Bu süreci şöyle bir benzetmeyle tasvir edelim: İki kişi ırmağın iki kıyısında durmuş “Benim yerim burası” diyerek birbirlerini çağırmakla yetinirlerse hiçbir şey değişmeyecek, ırmak bağırıp durmalarına aldırmadan aralarından akıp gidecektir.  Eşit eşlerin ulaşabildiği sevgiyi tanımak istiyorlarsa ikisinin de ırmağa dalması ve kendilerini akıntıya bırakmaları gerekecektir.

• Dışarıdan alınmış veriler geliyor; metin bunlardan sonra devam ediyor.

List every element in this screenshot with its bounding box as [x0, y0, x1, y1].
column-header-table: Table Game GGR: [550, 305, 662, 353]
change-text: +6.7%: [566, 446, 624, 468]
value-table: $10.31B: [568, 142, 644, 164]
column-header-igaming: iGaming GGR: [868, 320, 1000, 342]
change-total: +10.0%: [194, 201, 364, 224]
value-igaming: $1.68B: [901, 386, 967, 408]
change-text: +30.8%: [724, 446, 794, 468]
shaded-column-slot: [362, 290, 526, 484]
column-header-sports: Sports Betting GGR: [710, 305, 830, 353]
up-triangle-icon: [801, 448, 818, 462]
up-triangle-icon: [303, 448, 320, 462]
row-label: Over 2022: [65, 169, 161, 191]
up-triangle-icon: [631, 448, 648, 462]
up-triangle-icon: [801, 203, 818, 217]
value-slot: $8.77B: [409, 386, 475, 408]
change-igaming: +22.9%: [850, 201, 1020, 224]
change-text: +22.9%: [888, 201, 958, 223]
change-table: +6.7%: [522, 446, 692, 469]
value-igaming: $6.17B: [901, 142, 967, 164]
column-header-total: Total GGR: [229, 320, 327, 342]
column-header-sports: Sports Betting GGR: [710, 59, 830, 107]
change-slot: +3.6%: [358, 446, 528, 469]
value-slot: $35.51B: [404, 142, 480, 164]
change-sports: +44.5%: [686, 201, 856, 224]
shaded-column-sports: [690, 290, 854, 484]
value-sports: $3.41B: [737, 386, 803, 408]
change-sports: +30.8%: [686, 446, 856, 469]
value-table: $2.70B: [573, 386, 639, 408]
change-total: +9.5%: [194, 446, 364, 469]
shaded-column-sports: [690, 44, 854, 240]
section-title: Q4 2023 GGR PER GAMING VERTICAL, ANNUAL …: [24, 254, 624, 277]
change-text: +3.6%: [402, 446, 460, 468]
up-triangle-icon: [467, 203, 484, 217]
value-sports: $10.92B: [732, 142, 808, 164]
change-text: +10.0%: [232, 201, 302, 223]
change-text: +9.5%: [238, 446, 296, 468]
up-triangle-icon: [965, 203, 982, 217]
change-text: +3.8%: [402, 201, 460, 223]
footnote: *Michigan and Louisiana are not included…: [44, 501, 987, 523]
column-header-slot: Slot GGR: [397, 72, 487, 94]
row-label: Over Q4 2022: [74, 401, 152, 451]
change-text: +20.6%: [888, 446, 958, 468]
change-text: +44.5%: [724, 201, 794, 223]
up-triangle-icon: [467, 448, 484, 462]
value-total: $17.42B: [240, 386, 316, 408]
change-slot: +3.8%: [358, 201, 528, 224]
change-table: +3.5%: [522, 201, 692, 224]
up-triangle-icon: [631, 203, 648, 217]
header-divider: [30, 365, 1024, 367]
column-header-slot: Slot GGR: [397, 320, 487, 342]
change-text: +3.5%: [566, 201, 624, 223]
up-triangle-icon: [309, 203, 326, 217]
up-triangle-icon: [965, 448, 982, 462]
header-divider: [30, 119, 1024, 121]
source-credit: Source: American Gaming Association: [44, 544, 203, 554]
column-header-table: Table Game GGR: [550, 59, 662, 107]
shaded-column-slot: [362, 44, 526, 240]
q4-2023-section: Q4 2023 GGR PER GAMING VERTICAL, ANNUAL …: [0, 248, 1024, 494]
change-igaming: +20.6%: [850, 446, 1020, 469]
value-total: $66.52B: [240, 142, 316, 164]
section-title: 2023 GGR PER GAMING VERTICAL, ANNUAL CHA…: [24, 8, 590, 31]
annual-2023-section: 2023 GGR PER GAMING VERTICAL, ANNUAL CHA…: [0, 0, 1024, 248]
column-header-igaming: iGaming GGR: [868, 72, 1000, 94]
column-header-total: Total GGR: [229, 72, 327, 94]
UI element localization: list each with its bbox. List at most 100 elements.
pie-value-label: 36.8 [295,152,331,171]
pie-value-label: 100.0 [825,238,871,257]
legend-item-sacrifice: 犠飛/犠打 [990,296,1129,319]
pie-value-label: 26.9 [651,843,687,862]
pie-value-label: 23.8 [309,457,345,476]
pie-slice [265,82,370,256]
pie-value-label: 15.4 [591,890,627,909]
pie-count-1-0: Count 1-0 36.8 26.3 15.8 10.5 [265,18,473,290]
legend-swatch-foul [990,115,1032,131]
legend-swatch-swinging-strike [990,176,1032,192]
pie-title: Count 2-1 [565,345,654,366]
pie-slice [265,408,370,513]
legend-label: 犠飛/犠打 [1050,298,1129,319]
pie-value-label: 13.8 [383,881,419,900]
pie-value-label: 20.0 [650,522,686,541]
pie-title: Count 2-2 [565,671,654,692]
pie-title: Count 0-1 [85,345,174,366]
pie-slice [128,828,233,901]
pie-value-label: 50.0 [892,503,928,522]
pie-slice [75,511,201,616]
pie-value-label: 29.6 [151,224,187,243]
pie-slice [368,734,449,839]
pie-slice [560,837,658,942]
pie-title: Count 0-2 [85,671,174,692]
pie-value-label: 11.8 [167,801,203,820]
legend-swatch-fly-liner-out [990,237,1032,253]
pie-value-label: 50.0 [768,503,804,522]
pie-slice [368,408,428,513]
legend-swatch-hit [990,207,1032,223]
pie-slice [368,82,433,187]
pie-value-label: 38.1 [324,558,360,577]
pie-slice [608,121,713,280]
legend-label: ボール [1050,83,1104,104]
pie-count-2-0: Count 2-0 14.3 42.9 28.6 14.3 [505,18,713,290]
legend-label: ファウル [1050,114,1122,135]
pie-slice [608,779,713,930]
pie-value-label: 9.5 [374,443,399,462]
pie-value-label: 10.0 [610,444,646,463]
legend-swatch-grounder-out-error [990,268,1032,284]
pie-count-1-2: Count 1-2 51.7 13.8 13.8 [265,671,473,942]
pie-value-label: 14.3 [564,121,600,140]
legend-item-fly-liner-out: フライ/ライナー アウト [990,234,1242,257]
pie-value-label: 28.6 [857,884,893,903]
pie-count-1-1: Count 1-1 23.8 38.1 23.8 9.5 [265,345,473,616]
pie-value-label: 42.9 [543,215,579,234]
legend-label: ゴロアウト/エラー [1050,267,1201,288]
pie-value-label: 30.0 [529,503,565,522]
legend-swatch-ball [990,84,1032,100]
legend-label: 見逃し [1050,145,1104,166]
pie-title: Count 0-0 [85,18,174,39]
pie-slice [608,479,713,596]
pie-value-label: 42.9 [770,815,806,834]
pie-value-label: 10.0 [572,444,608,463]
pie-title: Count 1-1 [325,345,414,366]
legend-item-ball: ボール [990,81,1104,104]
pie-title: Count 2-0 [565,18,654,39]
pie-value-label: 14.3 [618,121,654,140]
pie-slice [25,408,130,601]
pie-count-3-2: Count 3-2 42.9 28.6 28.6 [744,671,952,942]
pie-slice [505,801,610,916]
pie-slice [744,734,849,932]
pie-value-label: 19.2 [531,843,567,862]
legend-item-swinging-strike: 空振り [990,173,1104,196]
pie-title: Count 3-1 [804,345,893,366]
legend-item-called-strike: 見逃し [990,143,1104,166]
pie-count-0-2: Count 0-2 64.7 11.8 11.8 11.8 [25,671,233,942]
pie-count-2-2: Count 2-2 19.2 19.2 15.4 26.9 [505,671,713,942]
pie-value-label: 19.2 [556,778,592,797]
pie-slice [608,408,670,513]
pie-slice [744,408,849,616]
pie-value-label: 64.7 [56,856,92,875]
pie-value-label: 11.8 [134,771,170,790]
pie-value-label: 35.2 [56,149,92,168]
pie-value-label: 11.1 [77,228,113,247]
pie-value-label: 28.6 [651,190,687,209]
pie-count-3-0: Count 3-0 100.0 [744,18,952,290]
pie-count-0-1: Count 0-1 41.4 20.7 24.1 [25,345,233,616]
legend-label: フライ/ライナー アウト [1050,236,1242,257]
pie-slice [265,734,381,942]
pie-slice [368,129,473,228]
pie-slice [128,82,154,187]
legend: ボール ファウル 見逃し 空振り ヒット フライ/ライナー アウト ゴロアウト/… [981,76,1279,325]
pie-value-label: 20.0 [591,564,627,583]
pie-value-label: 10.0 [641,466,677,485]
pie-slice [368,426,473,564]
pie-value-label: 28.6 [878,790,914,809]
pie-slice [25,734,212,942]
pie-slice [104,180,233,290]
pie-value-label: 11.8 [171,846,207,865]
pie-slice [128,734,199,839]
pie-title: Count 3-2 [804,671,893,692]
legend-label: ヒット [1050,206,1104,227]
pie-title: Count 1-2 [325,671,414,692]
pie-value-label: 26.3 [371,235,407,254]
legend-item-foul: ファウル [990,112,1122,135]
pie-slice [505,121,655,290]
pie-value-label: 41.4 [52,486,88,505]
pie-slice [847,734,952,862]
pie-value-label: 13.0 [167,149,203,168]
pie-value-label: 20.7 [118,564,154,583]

Ancak o zaman bir araya gelebilir, ırmağın gücünü hissedip hayatın neler sunduğu, neler talep ettiğini anlayabilirler.
Sevgi sistemik düzenin ortaya çıkan niteliği olduğundan ancak sistemik denge ortamında gelişir, akar ve çiçek açar. Sistemik dengesizliği sevgi ile telafi etme çabaları başarısızlığa mahkumdur. Bereketli bir topraktaki tohum gibi sevgi de toprağı değiştirmeye kalkmaz. Sevgi insanlar arasında gelişir ve bizler için temel önemdedir. Ancak ona hayat veren daha büyük bir sistemi etkileyemez. Bizlerin birbirimize duyduğumuz sevginin galaksi ve yıldızların daha büyük evreninde küçük bir rolü vardır ancak.